Personal information
- Date of birth: 20 July 1943 (age 82)
- Place of birth: Cardenden, Scotland
- Position: Left back

Youth career
- St Andrews United
- 1960–1964: Rangers

Senior career*
- Years: Team / Apps / (Gls)
- 1964–1975: Rangers / 174 / (2)
- 1975–1976: Arbroath / 25 / (3)
- 1976–1977: Raith Rovers / 13 / (0)
- Total:  / 212 / (5)

International career
- 1969: Scottish League XI / 1 / (0)

= Willie Mathieson =

Scottish footballer

Willie Mathieson (born 20 July 1943) is a Scottish former professional footballer who played in the left-back position for Rangers, amongst other clubs. He was included in the Rangers F.C. Hall of Fame on 5 February 2007.

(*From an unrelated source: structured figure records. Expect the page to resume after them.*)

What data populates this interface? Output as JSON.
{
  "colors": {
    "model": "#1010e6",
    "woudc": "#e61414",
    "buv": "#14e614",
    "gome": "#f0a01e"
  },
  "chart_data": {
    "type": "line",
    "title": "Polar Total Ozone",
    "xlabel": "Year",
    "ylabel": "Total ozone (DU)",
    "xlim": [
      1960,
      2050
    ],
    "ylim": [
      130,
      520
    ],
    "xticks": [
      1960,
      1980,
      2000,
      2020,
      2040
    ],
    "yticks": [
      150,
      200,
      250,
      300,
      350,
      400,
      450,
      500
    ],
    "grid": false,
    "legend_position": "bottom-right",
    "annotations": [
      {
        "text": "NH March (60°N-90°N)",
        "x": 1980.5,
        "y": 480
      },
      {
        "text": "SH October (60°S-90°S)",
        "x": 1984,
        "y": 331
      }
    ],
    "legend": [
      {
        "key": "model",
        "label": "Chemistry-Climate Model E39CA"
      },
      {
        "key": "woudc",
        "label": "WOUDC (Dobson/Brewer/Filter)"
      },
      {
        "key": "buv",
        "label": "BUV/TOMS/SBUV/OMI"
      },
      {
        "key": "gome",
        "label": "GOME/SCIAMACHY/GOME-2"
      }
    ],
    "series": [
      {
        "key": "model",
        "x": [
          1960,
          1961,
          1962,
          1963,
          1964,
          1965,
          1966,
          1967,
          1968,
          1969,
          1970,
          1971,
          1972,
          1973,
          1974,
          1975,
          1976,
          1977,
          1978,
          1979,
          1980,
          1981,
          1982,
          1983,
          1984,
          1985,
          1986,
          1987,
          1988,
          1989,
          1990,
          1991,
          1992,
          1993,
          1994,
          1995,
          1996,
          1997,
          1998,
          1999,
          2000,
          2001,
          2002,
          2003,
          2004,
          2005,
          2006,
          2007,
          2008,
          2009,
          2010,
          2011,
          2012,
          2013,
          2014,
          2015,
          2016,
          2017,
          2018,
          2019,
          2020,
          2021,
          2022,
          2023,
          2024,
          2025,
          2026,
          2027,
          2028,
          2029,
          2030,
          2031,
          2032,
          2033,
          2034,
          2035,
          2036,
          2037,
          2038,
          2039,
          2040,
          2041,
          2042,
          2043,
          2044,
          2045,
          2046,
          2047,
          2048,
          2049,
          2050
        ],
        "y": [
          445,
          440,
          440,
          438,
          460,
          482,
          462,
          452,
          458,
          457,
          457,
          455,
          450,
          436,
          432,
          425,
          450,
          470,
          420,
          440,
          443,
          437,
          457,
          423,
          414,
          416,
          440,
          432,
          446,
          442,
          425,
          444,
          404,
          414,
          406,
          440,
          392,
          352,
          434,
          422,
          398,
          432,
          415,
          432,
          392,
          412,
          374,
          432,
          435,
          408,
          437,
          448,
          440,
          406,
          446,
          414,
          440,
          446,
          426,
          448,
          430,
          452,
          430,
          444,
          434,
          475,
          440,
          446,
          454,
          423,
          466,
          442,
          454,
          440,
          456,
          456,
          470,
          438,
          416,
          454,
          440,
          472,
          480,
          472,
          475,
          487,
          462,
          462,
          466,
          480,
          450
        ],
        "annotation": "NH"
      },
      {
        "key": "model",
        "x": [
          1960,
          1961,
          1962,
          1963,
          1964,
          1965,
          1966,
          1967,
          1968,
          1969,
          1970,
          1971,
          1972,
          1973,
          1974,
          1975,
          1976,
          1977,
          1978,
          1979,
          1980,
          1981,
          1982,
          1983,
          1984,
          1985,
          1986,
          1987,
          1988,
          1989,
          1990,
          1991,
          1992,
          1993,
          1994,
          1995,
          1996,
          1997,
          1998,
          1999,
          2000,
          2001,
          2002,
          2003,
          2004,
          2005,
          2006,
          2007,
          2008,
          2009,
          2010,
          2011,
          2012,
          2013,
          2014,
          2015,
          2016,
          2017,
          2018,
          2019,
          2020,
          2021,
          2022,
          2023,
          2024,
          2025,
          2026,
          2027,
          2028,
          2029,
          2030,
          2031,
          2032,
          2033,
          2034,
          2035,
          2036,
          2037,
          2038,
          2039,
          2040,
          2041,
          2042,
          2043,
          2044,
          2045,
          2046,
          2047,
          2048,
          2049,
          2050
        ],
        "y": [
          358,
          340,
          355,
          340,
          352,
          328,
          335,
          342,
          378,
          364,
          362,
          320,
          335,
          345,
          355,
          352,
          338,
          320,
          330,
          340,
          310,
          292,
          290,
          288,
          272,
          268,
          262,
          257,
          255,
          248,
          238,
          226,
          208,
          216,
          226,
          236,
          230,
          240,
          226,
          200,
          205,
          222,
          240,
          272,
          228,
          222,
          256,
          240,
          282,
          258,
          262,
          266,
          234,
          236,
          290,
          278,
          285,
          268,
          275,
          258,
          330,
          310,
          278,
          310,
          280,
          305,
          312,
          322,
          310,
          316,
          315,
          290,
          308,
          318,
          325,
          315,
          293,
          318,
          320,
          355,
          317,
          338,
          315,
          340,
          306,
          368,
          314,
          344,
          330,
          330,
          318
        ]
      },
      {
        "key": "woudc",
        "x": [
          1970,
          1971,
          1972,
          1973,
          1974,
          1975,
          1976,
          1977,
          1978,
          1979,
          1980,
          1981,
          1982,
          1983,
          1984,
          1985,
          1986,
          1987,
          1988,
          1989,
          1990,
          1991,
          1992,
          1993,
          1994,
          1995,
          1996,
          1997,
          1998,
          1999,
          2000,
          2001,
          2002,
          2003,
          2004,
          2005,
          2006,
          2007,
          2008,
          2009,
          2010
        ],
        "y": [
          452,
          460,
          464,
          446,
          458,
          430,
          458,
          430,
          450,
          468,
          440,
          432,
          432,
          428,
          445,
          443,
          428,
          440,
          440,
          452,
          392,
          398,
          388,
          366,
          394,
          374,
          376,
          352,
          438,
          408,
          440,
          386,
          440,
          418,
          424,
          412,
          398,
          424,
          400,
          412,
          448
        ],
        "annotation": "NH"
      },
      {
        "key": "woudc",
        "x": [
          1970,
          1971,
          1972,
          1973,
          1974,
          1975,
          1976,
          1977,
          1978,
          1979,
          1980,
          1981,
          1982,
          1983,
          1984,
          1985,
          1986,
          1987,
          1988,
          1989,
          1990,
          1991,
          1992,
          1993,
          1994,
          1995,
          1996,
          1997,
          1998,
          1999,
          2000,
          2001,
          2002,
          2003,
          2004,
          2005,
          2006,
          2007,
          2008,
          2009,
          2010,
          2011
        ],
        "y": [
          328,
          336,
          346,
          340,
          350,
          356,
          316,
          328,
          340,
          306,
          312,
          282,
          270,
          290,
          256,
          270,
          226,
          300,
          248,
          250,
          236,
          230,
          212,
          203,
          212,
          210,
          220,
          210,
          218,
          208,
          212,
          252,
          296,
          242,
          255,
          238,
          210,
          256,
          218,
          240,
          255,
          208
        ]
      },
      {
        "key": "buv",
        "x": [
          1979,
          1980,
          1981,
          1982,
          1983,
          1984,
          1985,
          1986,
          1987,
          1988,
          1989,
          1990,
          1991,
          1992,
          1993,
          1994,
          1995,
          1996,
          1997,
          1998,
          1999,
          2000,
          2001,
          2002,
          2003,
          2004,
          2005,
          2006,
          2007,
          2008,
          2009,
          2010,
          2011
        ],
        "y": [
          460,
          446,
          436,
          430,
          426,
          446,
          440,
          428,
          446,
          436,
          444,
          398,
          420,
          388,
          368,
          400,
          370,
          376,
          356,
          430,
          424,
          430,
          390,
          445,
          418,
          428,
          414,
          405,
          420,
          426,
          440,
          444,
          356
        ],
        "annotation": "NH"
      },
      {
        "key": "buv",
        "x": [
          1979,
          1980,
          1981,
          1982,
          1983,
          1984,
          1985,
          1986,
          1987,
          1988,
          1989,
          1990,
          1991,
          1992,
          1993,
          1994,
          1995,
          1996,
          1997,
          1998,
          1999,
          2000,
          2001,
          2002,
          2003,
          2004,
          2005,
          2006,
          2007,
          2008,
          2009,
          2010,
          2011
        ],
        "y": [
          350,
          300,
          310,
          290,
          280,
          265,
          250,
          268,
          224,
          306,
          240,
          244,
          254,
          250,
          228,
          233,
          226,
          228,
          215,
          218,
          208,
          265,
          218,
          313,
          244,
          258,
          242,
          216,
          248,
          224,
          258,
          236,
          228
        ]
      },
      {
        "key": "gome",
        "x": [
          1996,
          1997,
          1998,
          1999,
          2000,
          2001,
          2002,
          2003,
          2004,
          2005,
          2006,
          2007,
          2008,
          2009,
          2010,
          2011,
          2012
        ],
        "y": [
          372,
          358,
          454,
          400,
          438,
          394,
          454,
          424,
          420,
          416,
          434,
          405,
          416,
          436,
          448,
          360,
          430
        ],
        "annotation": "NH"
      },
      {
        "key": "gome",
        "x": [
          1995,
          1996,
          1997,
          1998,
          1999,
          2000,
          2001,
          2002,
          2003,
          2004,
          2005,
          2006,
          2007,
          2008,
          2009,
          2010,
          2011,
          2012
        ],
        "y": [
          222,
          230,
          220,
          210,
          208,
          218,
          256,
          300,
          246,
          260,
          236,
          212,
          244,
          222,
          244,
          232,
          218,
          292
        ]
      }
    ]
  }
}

Mathieson trained as an apprentice electrician at Bowhill Colliery, initially joining Rangers part time, then earning less than at the mine when he joined the team full time.

Mathieson spent fifteen seasons at Rangers from 1960 to 1975 and was involved in the club's historic 1972 Cup Winners' Cup winning team. He played in over 300 games for Rangers, including the 1973 Scottish Cup Final winning side. Mathieson represented the Scottish League once, in 1969.

He transferred to Arbroath for the 1975–76 season, playing 25 league games (scoring three times) and then moved on to Raith Rovers for a final season (making 13 appearances). After retirement he joined the Berwick Rangers coaching staff, working under former teammate Dave Smith. Berwick won the Second Division championship, which was their first-ever trophy.

Mathieson is now retired and lives in Auchterarder.